The embassy's furnititure was gathered together and stored in its chancellery (now
the house of Second Prime Minister Hun Sen) and Muy drove the Australian staff to
the airport.
"They gave all the car keys and the office keys to me and asked me to look after
the properties properly, and said they would send salary to me through the French
embassy.
"I didn't feel frightened because I had heard an anouncement that King Sihanouk
would be the head of the Khmer liberation front. I thought that when Sihanouk came,
the Australian Embassy would come back. If anyone had ever known the King, they knew
that the King wouldn't do bad things to the Khmer people so we didn't have to be
scared."
Muy says that for the next three months he stayed at the embassy alone - other Khmer
staff dropped by once in a while - and it was only a week before the city's fall
that his family joined him there.
"In that three months I got no salary at all. I just used my savings. But I
didn't worry because I still believed the embassy would come back."
"On April 17 [when Phnom Penh fell]", Muy says, "five Khmer Rouge
soldiers in black clothes and with guns rang the doorbell. They told me to leave
the embassy to escape American air bomb attacks."
For the next three years, eight months and 20 days, Muy endured the hardships of
the Khmer Rouge rule, and further risked his life to try to hear any news of Australia.
Evacuated with his family to Kompong Cham, and later to Kompong Thom, he remembers
eavesdropping on Voice of America radio broadcasts some local Khmer Rouge cadre used
to listen to nightly.
"I was curious to know about the situation in Cambodia. I wanted to know whether
Australia had relations with the Khmer Rouge, then they could open the embassy again.
"I had brought along with me an Australian badge in case I met any foreign journalists,
then I could show it to them as proof that I had worked for the Australian Embassy.

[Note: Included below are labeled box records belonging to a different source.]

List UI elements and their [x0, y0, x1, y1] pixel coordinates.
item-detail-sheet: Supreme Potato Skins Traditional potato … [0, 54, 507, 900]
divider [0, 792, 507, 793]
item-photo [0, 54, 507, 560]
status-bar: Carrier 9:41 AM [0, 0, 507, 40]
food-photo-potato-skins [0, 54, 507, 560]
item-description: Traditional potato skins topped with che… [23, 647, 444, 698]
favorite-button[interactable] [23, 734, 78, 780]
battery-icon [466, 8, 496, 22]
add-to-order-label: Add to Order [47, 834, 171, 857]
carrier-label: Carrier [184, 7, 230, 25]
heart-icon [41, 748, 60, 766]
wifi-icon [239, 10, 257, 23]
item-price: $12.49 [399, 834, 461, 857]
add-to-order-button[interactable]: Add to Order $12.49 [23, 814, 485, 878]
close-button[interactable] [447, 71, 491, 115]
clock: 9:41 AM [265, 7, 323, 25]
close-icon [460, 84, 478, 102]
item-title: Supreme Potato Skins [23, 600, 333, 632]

I thought there must be some foreigners who would come."
But none came, and Muy soon learned that trying to find out about the outside world
was a dangerous business.
His neighbor was killed, apparently after being noticed listening to a radio. But
Muy continued to try to listen to the radio. "I wasn't scared any more because
I thought sooner or later I would be killed."
At times, he was questioned about his background. He lied and said he had been a
driver for a Chinese firm, because he knew the Chinese were helping the Khmer Rouge.
He spent three months in jail in 1977 after his children stole rice, and "thought
I would rather die than live suffering from brutality and hunger." Three of
his five children died during Pol Pot times.
In 1979, three days after Vietnamese liberation troops took over Kompong Thom, Muy
and his family walked back to Kompong Cham. It took 19 days.
They stayed there a year, before Muy heard that Phnom Penh was open again. He set
off on a bicycle for a 10-hour ride to the capital.
But on the outskirts of Phnom Penh he found Vietnamese troops, who would not allow
him enter. He was sent back to Kompong Cham.
A year later, in 1981, he was allowed back to Phnom Penh and got a job as a driver
with the Ministry of Foreign Affairs.
His wife divorced him and left with his children to the Site 2 border refugee camp,
and he later remarried and had four more children.
He remembers those times, and those during the later State of Cambodia regime, as
difficult and sometimes dangerous ones.
Cambodia remained isolated from the rest of the world and, though he tried to talk
to any foreigners he saw, he had to be careful. "If they [the government] saw
us speaking with foreigners, they would accuse you of being CIA and put you in jail."
It was not till 1990 that Muy heard talk about the return of the Australian Embassy.
An Australian NGO worker in Phnom Penh told him "the embassy is going to open
very soon. When they open, they will ask you to work for them."
Before the embassy opened, an Australian delegation came to Phnom Penh. Muy remembers
meeting them at a hotel and being given $800, which they said was from their own
pockets, and a letter from one of his former ambassadors, Noel Deschamps.
In 1991, the embassy reopened and Muy was hired by new ambassador John Holloway.
"I was so excited because I got a job as I had wished."
Muy speaks well of Australian Foreign Affairs Minister Gareth Evans, and of all the
ambassadors he has worked under. One of his prized possessions is a citation from
Australia's Foreign Affairs Ministry.
Muy says his job is much like it was before, though security around Cambodia is worse
now.
He fondly remembers driving diplomats through the night to Kep or Kampot for weekend
holidays a few decades ago, but cannot do that now.
But Muy is happy to be back in the driver's seat and has resisted other job offers
because, he says, "Australia is my old boss."